Autor

Jorge Faustino

Data: 02/01/2022

Tudo certo. E um erro.

Foi um grande jogo de futebol e o Hugo Miguel, árbitro tantas vezes “acusado” de assinalar demasiadas faltas, teve grande mérito na intensidade, velocidade e emoção que este clássico teve.

Quando um árbitro arrisca, como o Hugo arriscou, com critério largo na tentativa de levar os jogadores a tentar sempre jogar ao invés de caírem fácil ao primeiro toque, há sempre o risco de cometer alguns erros de critério, que nem por isso aconteceram.
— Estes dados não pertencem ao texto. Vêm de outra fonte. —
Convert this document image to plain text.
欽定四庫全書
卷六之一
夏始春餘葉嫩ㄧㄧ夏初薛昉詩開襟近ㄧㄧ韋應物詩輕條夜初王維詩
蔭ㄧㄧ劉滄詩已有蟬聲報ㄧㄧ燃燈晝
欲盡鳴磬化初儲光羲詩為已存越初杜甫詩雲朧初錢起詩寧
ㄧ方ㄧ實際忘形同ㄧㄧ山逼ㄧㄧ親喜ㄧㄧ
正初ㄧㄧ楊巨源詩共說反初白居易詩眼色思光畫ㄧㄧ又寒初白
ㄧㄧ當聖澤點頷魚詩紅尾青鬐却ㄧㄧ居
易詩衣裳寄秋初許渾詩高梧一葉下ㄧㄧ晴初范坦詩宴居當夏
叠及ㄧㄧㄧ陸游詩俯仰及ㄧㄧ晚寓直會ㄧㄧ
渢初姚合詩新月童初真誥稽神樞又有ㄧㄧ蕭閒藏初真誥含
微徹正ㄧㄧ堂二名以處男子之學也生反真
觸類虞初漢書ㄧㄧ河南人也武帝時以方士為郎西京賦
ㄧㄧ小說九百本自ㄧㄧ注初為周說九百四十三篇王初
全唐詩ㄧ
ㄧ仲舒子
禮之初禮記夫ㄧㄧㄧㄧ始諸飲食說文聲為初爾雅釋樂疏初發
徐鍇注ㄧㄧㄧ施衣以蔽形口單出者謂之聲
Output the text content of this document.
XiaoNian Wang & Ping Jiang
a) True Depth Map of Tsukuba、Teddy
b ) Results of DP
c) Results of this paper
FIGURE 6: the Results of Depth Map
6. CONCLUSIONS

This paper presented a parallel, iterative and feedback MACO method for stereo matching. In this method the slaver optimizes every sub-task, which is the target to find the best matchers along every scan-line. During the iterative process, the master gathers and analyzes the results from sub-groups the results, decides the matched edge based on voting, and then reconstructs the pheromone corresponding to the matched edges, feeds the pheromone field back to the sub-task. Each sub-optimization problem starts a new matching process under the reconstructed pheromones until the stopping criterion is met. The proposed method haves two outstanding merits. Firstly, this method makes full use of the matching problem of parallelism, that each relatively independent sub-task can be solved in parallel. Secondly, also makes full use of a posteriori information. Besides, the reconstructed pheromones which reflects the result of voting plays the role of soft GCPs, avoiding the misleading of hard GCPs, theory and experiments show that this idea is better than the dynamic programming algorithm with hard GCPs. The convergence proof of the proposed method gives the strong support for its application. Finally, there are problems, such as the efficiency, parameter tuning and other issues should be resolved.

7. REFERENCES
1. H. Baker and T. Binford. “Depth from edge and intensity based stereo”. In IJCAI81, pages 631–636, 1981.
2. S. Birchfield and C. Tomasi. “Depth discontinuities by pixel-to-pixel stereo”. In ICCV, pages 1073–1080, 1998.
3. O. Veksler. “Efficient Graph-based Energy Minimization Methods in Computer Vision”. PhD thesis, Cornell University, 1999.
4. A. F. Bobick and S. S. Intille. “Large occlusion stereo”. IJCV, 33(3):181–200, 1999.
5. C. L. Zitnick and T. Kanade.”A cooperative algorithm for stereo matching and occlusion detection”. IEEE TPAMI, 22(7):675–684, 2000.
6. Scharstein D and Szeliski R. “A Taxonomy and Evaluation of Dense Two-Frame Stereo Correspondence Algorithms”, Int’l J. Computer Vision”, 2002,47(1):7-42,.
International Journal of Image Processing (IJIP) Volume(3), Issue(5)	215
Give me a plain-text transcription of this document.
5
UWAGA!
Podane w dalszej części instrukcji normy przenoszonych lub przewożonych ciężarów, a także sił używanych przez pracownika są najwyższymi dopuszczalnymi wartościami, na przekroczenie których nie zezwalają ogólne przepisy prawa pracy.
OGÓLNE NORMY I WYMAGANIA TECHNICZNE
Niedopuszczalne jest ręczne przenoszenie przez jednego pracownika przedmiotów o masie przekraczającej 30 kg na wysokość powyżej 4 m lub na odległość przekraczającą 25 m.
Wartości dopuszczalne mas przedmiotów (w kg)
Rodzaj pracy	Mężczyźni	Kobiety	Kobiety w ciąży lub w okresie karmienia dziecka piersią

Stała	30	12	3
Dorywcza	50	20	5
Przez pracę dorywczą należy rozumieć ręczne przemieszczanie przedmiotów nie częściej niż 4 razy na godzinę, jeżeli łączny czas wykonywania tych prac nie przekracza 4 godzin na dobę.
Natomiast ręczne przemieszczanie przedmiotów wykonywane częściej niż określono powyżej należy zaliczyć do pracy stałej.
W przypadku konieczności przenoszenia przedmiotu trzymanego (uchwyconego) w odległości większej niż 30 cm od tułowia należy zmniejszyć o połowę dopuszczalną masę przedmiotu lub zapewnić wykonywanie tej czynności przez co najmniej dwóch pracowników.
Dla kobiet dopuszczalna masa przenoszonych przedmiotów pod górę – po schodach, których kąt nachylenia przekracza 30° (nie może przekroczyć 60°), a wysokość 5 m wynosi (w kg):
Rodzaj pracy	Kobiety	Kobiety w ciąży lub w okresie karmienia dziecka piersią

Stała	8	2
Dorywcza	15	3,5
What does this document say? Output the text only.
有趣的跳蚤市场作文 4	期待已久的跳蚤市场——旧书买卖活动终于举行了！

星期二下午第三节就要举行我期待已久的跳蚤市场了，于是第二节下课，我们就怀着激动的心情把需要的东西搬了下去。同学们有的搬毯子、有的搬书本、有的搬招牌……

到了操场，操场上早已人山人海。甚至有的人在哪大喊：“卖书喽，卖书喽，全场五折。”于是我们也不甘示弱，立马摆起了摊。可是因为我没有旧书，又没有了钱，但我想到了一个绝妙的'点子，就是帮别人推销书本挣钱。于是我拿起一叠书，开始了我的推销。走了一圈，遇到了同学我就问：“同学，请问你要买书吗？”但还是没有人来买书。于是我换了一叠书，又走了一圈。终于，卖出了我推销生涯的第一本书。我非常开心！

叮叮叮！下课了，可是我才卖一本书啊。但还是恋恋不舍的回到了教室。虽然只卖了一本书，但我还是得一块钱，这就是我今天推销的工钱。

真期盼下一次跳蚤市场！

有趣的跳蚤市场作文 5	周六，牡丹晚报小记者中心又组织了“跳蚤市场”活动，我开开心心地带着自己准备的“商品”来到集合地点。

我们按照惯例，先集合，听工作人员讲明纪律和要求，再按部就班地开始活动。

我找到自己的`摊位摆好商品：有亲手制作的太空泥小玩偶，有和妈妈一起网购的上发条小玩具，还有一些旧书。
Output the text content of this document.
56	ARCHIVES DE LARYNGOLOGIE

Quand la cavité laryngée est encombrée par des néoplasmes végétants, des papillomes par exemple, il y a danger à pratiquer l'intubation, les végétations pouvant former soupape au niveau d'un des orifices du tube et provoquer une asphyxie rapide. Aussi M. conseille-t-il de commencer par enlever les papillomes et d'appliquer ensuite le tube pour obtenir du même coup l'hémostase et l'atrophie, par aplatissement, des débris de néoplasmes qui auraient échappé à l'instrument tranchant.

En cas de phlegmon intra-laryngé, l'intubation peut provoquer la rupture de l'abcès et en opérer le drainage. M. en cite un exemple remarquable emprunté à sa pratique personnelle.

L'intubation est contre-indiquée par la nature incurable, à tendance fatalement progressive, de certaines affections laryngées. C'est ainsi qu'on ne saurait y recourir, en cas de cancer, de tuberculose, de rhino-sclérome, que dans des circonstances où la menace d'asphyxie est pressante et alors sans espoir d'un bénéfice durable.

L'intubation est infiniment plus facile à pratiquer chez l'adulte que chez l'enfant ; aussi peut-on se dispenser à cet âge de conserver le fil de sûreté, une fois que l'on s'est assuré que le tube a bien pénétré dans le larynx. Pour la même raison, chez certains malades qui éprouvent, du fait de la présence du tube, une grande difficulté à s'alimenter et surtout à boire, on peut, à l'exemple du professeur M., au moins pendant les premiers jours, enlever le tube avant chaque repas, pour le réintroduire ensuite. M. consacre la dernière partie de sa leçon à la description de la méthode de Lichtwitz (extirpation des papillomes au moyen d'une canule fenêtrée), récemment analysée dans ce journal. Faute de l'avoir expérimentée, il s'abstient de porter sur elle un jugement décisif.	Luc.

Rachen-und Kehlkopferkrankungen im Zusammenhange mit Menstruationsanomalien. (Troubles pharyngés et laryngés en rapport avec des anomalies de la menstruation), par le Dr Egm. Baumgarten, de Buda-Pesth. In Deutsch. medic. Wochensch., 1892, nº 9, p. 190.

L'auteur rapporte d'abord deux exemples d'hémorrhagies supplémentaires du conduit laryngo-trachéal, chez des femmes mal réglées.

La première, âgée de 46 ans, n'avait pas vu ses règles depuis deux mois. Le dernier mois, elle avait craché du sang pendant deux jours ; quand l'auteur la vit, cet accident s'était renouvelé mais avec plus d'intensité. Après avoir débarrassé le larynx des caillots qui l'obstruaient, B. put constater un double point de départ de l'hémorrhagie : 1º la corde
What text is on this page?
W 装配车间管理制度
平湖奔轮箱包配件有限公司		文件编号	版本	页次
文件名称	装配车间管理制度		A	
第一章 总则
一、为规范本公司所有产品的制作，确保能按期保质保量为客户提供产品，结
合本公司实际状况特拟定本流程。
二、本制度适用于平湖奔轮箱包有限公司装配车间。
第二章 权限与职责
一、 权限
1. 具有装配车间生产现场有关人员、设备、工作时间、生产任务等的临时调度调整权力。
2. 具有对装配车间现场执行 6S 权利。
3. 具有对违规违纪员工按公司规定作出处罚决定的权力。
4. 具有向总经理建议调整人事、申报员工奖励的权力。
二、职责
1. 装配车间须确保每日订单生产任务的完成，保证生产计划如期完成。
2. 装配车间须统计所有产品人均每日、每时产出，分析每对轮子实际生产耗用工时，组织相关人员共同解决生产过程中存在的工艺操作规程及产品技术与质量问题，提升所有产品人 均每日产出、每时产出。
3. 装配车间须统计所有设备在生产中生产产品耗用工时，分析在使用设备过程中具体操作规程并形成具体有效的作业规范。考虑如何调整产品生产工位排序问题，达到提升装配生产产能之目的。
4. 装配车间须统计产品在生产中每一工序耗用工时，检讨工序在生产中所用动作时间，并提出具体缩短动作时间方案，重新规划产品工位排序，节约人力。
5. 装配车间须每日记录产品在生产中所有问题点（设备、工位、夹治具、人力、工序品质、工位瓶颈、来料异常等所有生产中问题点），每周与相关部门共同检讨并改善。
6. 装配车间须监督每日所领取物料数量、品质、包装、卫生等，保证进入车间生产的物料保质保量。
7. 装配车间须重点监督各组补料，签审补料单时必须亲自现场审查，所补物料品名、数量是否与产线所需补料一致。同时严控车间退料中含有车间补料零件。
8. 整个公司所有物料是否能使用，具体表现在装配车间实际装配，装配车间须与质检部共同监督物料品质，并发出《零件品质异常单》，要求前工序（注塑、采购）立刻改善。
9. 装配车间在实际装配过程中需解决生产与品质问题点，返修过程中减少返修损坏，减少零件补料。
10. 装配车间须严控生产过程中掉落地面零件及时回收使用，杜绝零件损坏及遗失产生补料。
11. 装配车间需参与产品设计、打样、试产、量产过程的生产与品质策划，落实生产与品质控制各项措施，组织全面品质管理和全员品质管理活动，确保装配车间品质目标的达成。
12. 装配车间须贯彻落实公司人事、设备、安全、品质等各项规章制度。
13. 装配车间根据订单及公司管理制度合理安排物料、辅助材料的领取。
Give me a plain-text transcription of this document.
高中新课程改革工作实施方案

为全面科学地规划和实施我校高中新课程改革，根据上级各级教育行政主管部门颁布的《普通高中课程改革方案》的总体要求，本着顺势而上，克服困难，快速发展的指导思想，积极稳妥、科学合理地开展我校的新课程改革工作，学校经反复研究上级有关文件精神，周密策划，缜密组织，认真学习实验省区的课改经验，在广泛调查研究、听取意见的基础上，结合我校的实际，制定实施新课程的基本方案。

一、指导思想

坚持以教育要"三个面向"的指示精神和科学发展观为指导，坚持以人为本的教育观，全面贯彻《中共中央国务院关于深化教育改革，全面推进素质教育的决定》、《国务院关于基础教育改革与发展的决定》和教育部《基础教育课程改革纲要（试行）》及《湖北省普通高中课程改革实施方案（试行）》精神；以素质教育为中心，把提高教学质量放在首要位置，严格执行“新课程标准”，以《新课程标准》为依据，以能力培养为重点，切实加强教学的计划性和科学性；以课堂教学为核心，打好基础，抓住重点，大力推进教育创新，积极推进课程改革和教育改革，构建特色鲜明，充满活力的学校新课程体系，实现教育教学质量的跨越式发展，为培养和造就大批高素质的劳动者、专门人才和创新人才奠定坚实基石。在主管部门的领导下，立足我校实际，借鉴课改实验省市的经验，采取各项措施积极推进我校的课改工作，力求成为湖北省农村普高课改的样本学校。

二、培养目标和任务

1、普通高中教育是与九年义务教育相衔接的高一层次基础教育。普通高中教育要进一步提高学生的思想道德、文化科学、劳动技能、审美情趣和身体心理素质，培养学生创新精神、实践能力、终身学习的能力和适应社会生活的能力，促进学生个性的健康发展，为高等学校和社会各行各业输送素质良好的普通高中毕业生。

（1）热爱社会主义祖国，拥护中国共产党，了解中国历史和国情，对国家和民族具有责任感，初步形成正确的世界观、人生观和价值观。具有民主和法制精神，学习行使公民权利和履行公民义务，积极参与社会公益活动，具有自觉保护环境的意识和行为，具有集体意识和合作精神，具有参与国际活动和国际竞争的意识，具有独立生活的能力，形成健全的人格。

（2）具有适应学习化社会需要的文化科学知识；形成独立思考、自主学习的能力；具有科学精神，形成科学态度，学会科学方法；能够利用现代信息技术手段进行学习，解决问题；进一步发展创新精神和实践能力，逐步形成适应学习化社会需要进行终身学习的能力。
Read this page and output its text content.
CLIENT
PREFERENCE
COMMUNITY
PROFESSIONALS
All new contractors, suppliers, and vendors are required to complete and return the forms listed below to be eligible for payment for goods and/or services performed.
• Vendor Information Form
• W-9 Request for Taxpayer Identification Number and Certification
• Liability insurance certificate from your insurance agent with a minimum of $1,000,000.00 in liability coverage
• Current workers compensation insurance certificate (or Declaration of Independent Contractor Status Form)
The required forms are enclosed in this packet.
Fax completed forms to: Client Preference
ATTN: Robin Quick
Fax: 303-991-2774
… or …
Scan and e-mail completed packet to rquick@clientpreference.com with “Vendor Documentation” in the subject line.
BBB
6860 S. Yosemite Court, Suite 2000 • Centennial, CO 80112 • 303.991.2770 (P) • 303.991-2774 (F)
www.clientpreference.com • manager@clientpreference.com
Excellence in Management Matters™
Teve vários lances de interpretação, e por isso de avaliação discutível, que decidiu sempre com base no princípio de critério largo (se havia alguma margem para não marcar falta ou não dar cartão, essa foi a opção).

No meio das muitas boas decisões que tomou, cometeu, no meu entender, um erro grave num lance difícil de avaliar em campo e que só as imagens televisivas mostraram. Essa foi a razão da nota negativa (2) que atribuí na avaliação que fiz à arbitragem. Os árbitros sabem que basta um erro destes para impedir a nota elevada, ou mesmo positiva, que o resto do seu trabalho merecia.

A nota quantitativa tem sempre um significado importante, mas, neste jogo, acho da máxima importância reforçar a avaliação qualitativa: num jogo muito difícil, e do qual dificilmente qualquer árbitro saíria sem críticas, o Hugo Miguel, no último jogo com as insígnias de internacional ao peito, fez uma arbitragem corajosa, segura, equilibrada e competente.